Nasty nature of pyrolysis oil

As I posted a couple of days back, it is apparent that the exploitation of waste wood whose supply is maximized with better husbandry will supply feedstock that can then be converted through fast pyrolysis into something called Bio-oil. This conversion yields close to 70% by weight fluids, which is a pretty encouraging result.

The initial processing realistically includes harvesting in the form of wood chips, long term covered storage to permit a high level of air drying, and on time haulage to a processor. This is all within the capacity of the agriculturist. So far so good.

The second phase has two more preparation steps.
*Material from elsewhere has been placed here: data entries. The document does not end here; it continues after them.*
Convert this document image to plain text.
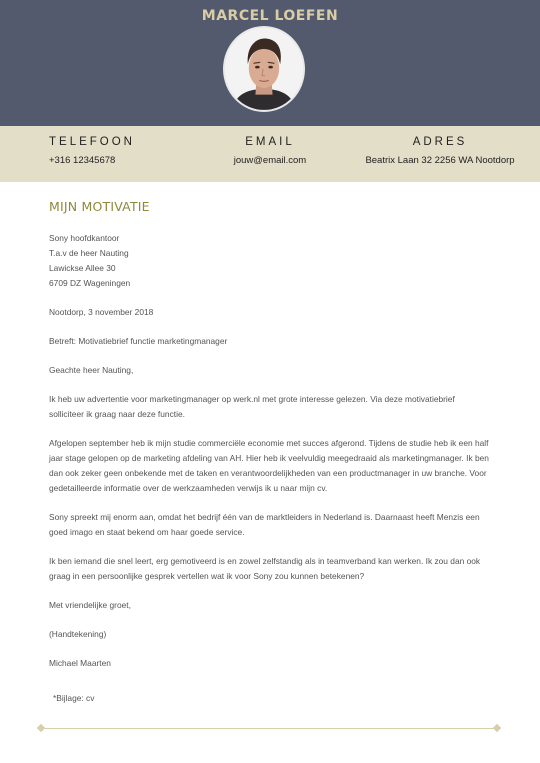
MARCEL LOEFEN
TELEFOON
+316 12345678
EMAIL
jouw@email.com
ADRES
Beatrix Laan 32 2256 WA Nootdorp
MIJN MOTIVATIE
Sony hoofdkantoor
T.a.v de heer Nauting
Lawickse Allee 30
6709 DZ Wageningen
Nootdorp, 3 november 2018
Betreft: Motivatiebrief functie marketingmanager
Geachte heer Nauting,
Ik heb uw advertentie voor marketingmanager op werk.nl met grote interesse gelezen. Via deze motivatiebrief solliciteer ik graag naar deze functie.
Afgelopen september heb ik mijn studie commerciële economie met succes afgerond. Tijdens de studie heb ik een half jaar stage gelopen op de marketing afdeling van AH. Hier heb ik veelvuldig meegedraaid als marketingmanager. Ik ben dan ook zeker geen onbekende met de taken en verantwoordelijkheden van een productmanager in uw branche. Voor gedetailleerde informatie over de werkzaamheden verwijs ik u naar mijn cv.
Sony spreekt mij enorm aan, omdat het bedrijf één van de marktleiders in Nederland is. Daarnaast heeft Menzis een goed imago en staat bekend om haar goede service.
Ik ben iemand die snel leert, erg gemotiveerd is en zowel zelfstandig als in teamverband kan werken. Ik zou dan ook graag in een persoonlijke gesprek vertellen wat ik voor Sony zou kunnen betekenen?
Met vriendelijke groet,
(Handtekening)
Michael Maarten
*Bijlage: cv
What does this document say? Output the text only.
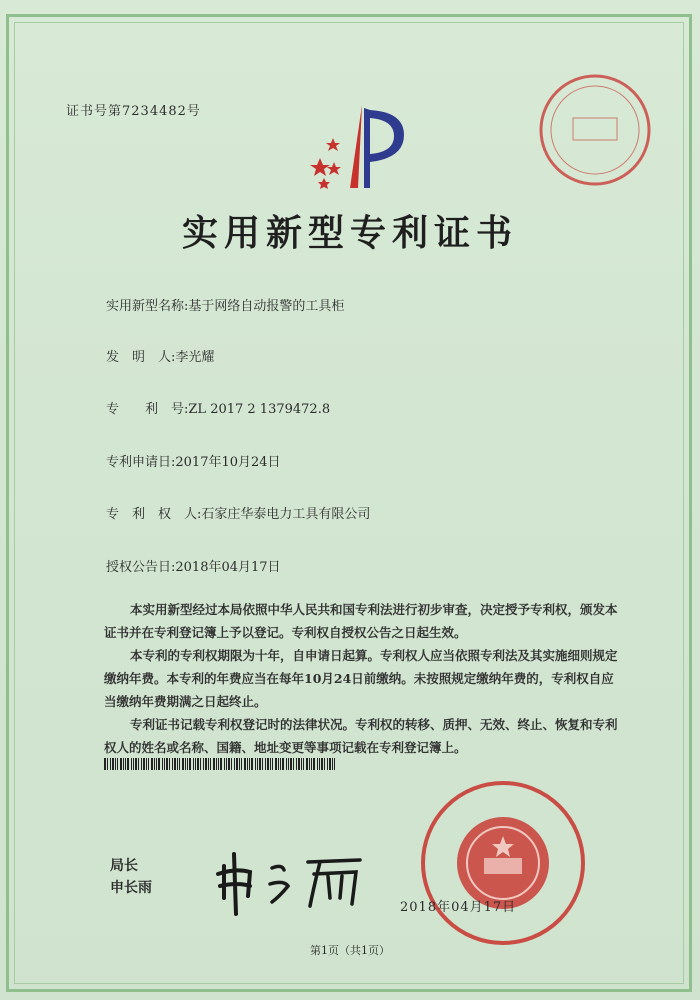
证书号第7234482号
实用新型专利证书
实用新型名称:基于网络自动报警的工具柜
发　明　人:李光耀
专　　利　号:ZL 2017 2 1379472.8
专利申请日:2017年10月24日
专　利　权　人:石家庄华泰电力工具有限公司
授权公告日:2018年04月17日

本实用新型经过本局依照中华人民共和国专利法进行初步审查，决定授予专利权，颁发本证书并在专利登记簿上予以登记。专利权自授权公告之日起生效。

本专利的专利权期限为十年，自申请日起算。专利权人应当依照专利法及其实施细则规定缴纳年费。本专利的年费应当在每年10月24日前缴纳。未按照规定缴纳年费的，专利权自应当缴纳年费期满之日起终止。

专利证书记载专利权登记时的法律状况。专利权的转移、质押、无效、终止、恢复和专利权人的姓名或名称、国籍、地址变更等事项记载在专利登记簿上。

局长
申长雨
2018年04月17日
第1页（共1页）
The chips must be ground screened to the size of say coffee grounds and must also be heat dried to bring the moisture content to under 10%. This particularly true in the tropics were dry wood will absorb moisture from the atmosphere.
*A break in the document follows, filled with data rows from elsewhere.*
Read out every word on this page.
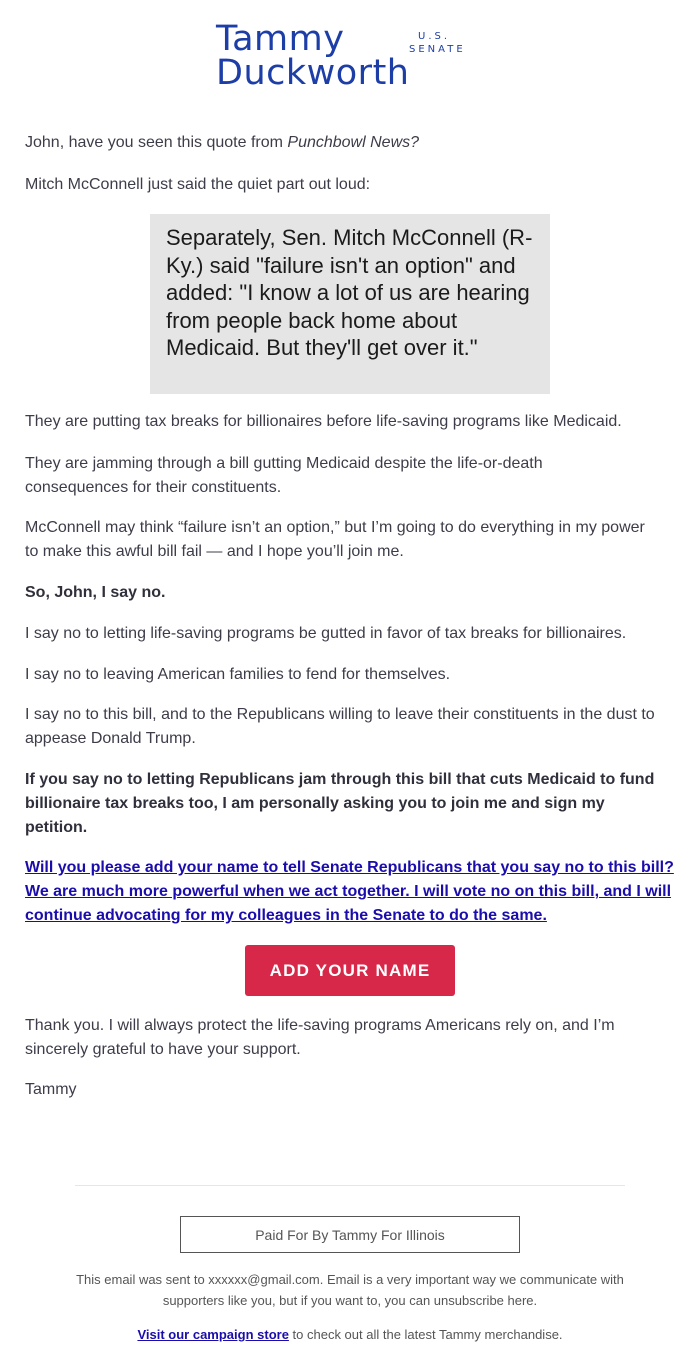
Tammy
Duckworth
U.S.
SENATE

John, have you seen this quote from Punchbowl News?

Mitch McConnell just said the quiet part out loud:

Separately, Sen. Mitch McConnell (R-Ky.) said "failure isn't an option" and added: "I know a lot of us are hearing from people back home about Medicaid. But they'll get over it."

They are putting tax breaks for billionaires before life-saving programs like Medicaid.

They are jamming through a bill gutting Medicaid despite the life-or-death consequences for their constituents.

McConnell may think “failure isn’t an option,” but I’m going to do everything in my power to make this awful bill fail — and I hope you’ll join me.

So, John, I say no.

I say no to letting life-saving programs be gutted in favor of tax breaks for billionaires.

I say no to leaving American families to fend for themselves.

I say no to this bill, and to the Republicans willing to leave their constituents in the dust to appease Donald Trump.

If you say no to letting Republicans jam through this bill that cuts Medicaid to fund billionaire tax breaks too, I am personally asking you to join me and sign my petition.

Will you please add your name to tell Senate Republicans that you say no to this bill? We are much more powerful when we act together. I will vote no on this bill, and I will continue advocating for my colleagues in the Senate to do the same.

ADD YOUR NAME

Thank you. I will always protect the life-saving programs Americans rely on, and I’m sincerely grateful to have your support.

Tammy

Paid For By Tammy For Illinois

This email was sent to xxxxxx@gmail.com. Email is a very important way we communicate with supporters like you, but if you want to, you can unsubscribe here.

Visit our campaign store to check out all the latest Tammy merchandise.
This material is then shoved through a reactor at a high speed and high temperature to produce the vaporized fluids and some char. It is then condensed to separate out the fluids and process gas.

I assume that we can scavenge the process gas and heat and use same to support the process.

The end result is a heavy cocktail of nasty fluids that is called bio oil, but chemically has little relationship to what we normally use. The good news though, is that this is a fluid that can now be compactly stored, handled, and transported. We also can have as much as we ever thought that we might need. It is actually practical, for a price, to produce a couple hundred millions of barrels per day of this stuff.

The actual energy content of this fluid is about forty percent of conventional fuel oil, which implies that we need at least twice as much to do the job. Extensive research over the past decades has found a way to burn this fluid in a static large engine. However, the nasty nature of this material has precluded anything more refined.

We have produced a fairly uniform and blendable feedstock. Can this feedstock be reformed into a hydrocarbon or alcohol product that we can actually use as a transportation fuel? Certainly there is a great deal of effort going toward that end. We are simply not there yet.

As I have posted, our salient unsolved problem today is the production of transportation fuel. Everything else is completely doable with the tools in hand. Been able to harvest waste wood and converting same into a liquid fuel would eliminate that problem in a carbon neutral way.

I do think that algae oil will present itself as a vastly superior fuel once its production is mastered. However, the benefits to the globe from active management of our woodlands are also compelling and should be economically sustainable if it is integrated into the fuel supply system. We very likely need to master both.

In the meanwhile, the price of oil and the Canadian dollar is on a tear as investors slowly wake up to the reality that the only place on Earth today that has any hope of making up some of the shortfall is in Alberta. And we are all now waiting for the other shoe to drop. That will be the first measured decline in oil deliveries and that information will already be months late.